Did you know:  10% of those people who don't make it into vet school 
become medical doctors.  So.... just because one works in human 
medicine, that does NOT give them license to practice veterinary 
medicine or assume they know what's wrong with their pet. (Another 
pet peeve..... )

true story... cardiologist comes in with a Great Dane puppy. Said 
puppy has tripple hook fishing lure stuck in it's tongue and 
cheek.  Disrespectful medical doctor brings his own tools, tells the 
vet how and what to use to knock his animal down, is condescending to 
all the staff and truly ugly to the vet.  It was all I could do to 
not punch this guy right in the face.  Same doctor was in not long 
ago with a different dog who'd been hit by a car. He insisted on 
speaking to the veterinarian on duty to give her the "history" of the 
accident.  The dog was crashing and she was a bit busy. I flat out 
told him that he'd have to wait.  Trauma isn't something you 
generally need a "history" for and he could sit his presumptive rear 
end in a chair and wait until we have his pet stabilized.  He wasn't 
happy. I didn't care. It's not my job to be nice to a@@hats who are 
repeat offenders. It is my job, however to make sure the pet is 
stable, the vet is able to work and do her job without being harassed 
and that is what I do. I do it well.  I later found out this jerk had 
been fired as a client from no less than 10 different veterinary 
practices for his behavior toward staff and doctors.

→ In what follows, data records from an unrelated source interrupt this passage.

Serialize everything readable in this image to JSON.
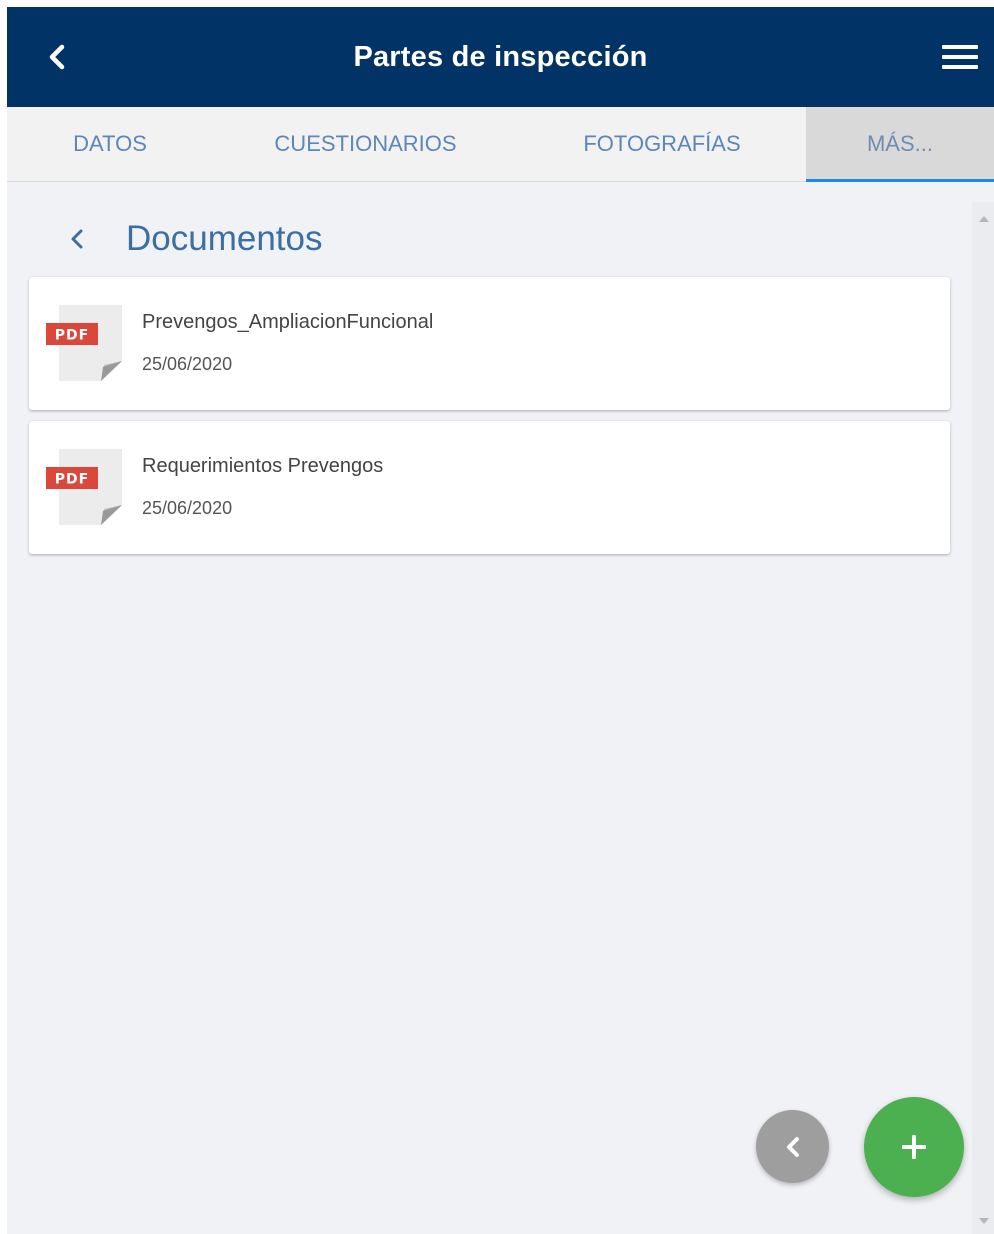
{
  "header": {
    "title": "Partes de inspección",
    "background_color": "#023366",
    "back_icon": "chevron-left-icon",
    "menu_icon": "hamburger-menu-icon"
  },
  "tabs": [
    {
      "label": "DATOS",
      "active": false
    },
    {
      "label": "CUESTIONARIOS",
      "active": false
    },
    {
      "label": "FOTOGRAFÍAS",
      "active": false
    },
    {
      "label": "MÁS...",
      "active": true
    }
  ],
  "section": {
    "title": "Documentos",
    "back_icon": "chevron-left-icon"
  },
  "documents": [
    {
      "badge": "PDF",
      "name": "Prevengos_AmpliacionFuncional",
      "date": "25/06/2020"
    },
    {
      "badge": "PDF",
      "name": "Requerimientos Prevengos",
      "date": "25/06/2020"
    }
  ],
  "fabs": {
    "back_icon": "chevron-left-icon",
    "add_icon": "plus-icon",
    "add_color": "#4caf50",
    "back_color": "#9e9e9e"
  },
  "colors": {
    "accent": "#1e88e5",
    "tab_text": "#5b87b9",
    "pdf_badge": "#d9483b"
  }
}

Bottom line: if it bothers you enough to call someone, seek advice on 
the internet, from a friend, et al... call your vet.  They have the 
tools to seek the answers you need and if they don't they can refer 
you to someone who does.

In Service

Erzebet Fauconneau
aka Liz Orwig  ER vet tech.
Barony of Blackstone Mountain, Aethelmearc

At 02:37 PM 2/11/2009, you wrote:
>On Wed, Feb 11, 2009 at 2:29 PM, Duchess Rachel 
><duchessrachel at sc.rr.com> wrote:
> > Like chocolate.  *sigh*  Poor critters who can't have a chocolate fix.
>
>Although I know I have seen dogs down entire boxes of chocolate, or
>devour pans of brownies, or entire birthday cakes, and get nothing
>terribly worse than a case of diarrhea.